Punti oscuri tra le pieghe dei bilanci ma anche preoccupanti lacune nell’organizzazione. Preoccupa il quadro che emerge dalle 34 pagine vergate dalla Sezione di Controllo della Corte dei conti calabresi che ha deciso di accendere i riflettori sugli ultimi tre bilanci dell’ex azienda universitaria Mater Domini. Il 21 dicembre infatti la magistratura contabile ha inviato una richiesta di istruttoria al commissario straordinario della neonata azienda Renato Dulbecco, Simona Carbone e al presidente del collegio sindacale. Tanti i punti da chiarire dai ritardi nei pagamenti dei fornitori alle spese per il personale, dai crediti ormai inesigibili alla gestione del deposito dei farmaci. per rispondere ai quesiti il commissario avrà sessanta giorni di tempo per inviare la documentazione richiesta e chiarire le criticità evidenziate dal documento.
Medicine buttate
La Corte dei conti già nel 2022 aveva riscontrato criticità e problematiche circa lo stato di conservazione dei farmaci, con inevitabili ripercussioni sul dispendio dei farmaci e sperpero di risorse pubbliche.

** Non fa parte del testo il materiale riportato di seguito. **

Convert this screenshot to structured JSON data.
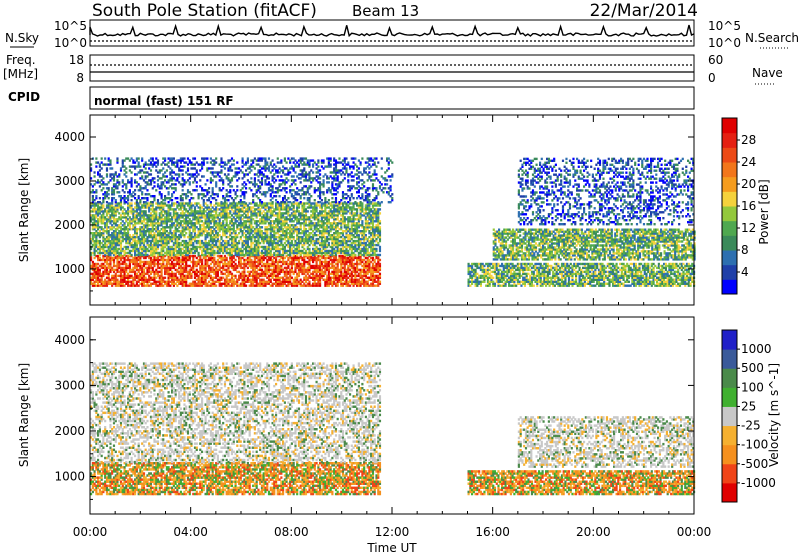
{
  "header": {
    "station_title": "South Pole Station (fitACF)",
    "beam": "Beam 13",
    "date": "22/Mar/2014"
  },
  "noise_panel": {
    "left_label": "N.Sky",
    "right_label": "N.Search",
    "ticks_left": [
      "10^5",
      "10^0"
    ],
    "ticks_right": [
      "10^5",
      "10^0"
    ]
  },
  "freq_panel": {
    "left_label_1": "Freq.",
    "left_label_2": "[MHz]",
    "ticks_left": [
      "18",
      "8"
    ],
    "right_label": "Nave",
    "ticks_right": [
      "60",
      "0"
    ]
  },
  "cpid_panel": {
    "label": "CPID",
    "text": "normal (fast) 151 RF"
  },
  "chart_data": [
    {
      "type": "heatmap",
      "title": "",
      "xlabel": "",
      "ylabel": "Slant Range [km]",
      "x_ticks": [
        "00:00",
        "04:00",
        "08:00",
        "12:00",
        "16:00",
        "20:00",
        "00:00"
      ],
      "y_ticks": [
        1000,
        2000,
        3000,
        4000
      ],
      "ylim": [
        180,
        4500
      ],
      "colorbar": {
        "label": "Power [dB]",
        "ticks": [
          "28",
          "24",
          "20",
          "16",
          "12",
          "8",
          "4"
        ],
        "colors": [
          "#0000ff",
          "#1f3fa8",
          "#2d6fb0",
          "#3a8a5a",
          "#4fa850",
          "#93c83c",
          "#f5d23c",
          "#f59c1e",
          "#f2761b",
          "#ec4a16",
          "#e52012",
          "#e00000"
        ]
      },
      "echo_regions": [
        {
          "t_start": 0.0,
          "t_end": 11.5,
          "range_low": 600,
          "range_high": 1300,
          "level": "high"
        },
        {
          "t_start": 0.0,
          "t_end": 11.5,
          "range_low": 1300,
          "range_high": 2500,
          "level": "medium"
        },
        {
          "t_start": 0.0,
          "t_end": 12.0,
          "range_low": 2500,
          "range_high": 3500,
          "level": "low"
        },
        {
          "t_start": 15.0,
          "t_end": 24.0,
          "range_low": 600,
          "range_high": 1100,
          "level": "medium"
        },
        {
          "t_start": 16.0,
          "t_end": 24.0,
          "range_low": 1200,
          "range_high": 1900,
          "level": "medium"
        },
        {
          "t_start": 17.0,
          "t_end": 24.0,
          "range_low": 2000,
          "range_high": 3500,
          "level": "low"
        }
      ]
    },
    {
      "type": "heatmap",
      "title": "",
      "xlabel": "Time UT",
      "ylabel": "Slant Range [km]",
      "x_ticks": [
        "00:00",
        "04:00",
        "08:00",
        "12:00",
        "16:00",
        "20:00",
        "00:00"
      ],
      "y_ticks": [
        1000,
        2000,
        3000,
        4000
      ],
      "ylim": [
        180,
        4500
      ],
      "colorbar": {
        "label": "Velocity [m s^-1]",
        "ticks": [
          "1000",
          "500",
          "100",
          "25",
          "-25",
          "-100",
          "-500",
          "-1000"
        ],
        "colors": [
          "#e00000",
          "#f04418",
          "#f5901e",
          "#f5b030",
          "#c8c8c8",
          "#40b030",
          "#4a8a4a",
          "#3a5a9a",
          "#2020c8"
        ]
      },
      "echo_regions": [
        {
          "t_start": 0.0,
          "t_end": 11.5,
          "range_low": 600,
          "range_high": 1300,
          "level": "approaching"
        },
        {
          "t_start": 0.0,
          "t_end": 11.5,
          "range_low": 1300,
          "range_high": 3500,
          "level": "ground"
        },
        {
          "t_start": 15.0,
          "t_end": 24.0,
          "range_low": 600,
          "range_high": 1100,
          "level": "approaching"
        },
        {
          "t_start": 17.0,
          "t_end": 24.0,
          "range_low": 1200,
          "range_high": 2300,
          "level": "ground"
        }
      ]
    }
  ]
}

Era emersa la presenza di unità operative con armadi farmaceutici in comune ma anche di armadi in luoghi soleggiati con temperature superiori nei periodi estivi a 25 gradi centigradi e frigoriferi senza sistema di rilevazione della temperatura. In queste condizioni i “farmaci scaduti” sono passati da appena 835 nel 2017 (per un valore di 29.230 euro) a ben 8.157 nel 2019 con un incremento in termini percentuali pari al 878%. Nel 2012 quindi la Corte dei Conti aveva invitato i centri di responsabilità al dovuto controllo per arginare «un fenomeno così marcatamente dannoso per l’erario e si chiedeva al contempo un particolare controllo sui farmaci “in scadenza”». La risposta della Mater Domini, si legge ora nella richiesta di istruttoria, non era stata chiara ed esaustiva per questo ora la Sezione di Controllo chiede tutta la documentazione dal 2020 al 2022. Strettamente connesso è il tema delle “rimanenze”. Per l’esercizio 2020, il collegio sindacale aveva effettuato controlli presso il magazzino Farmacia, presso i magazzini di reparto e presso il magazzino economale. Le verifiche hanno riguardato le procedure di carico e scarico prodotti, la gestione dei prodotti sottoscorta e la gestione dei prodotti non stoccati nei magazzini ma con passaggio diretto ai reparti e/o agli uffici.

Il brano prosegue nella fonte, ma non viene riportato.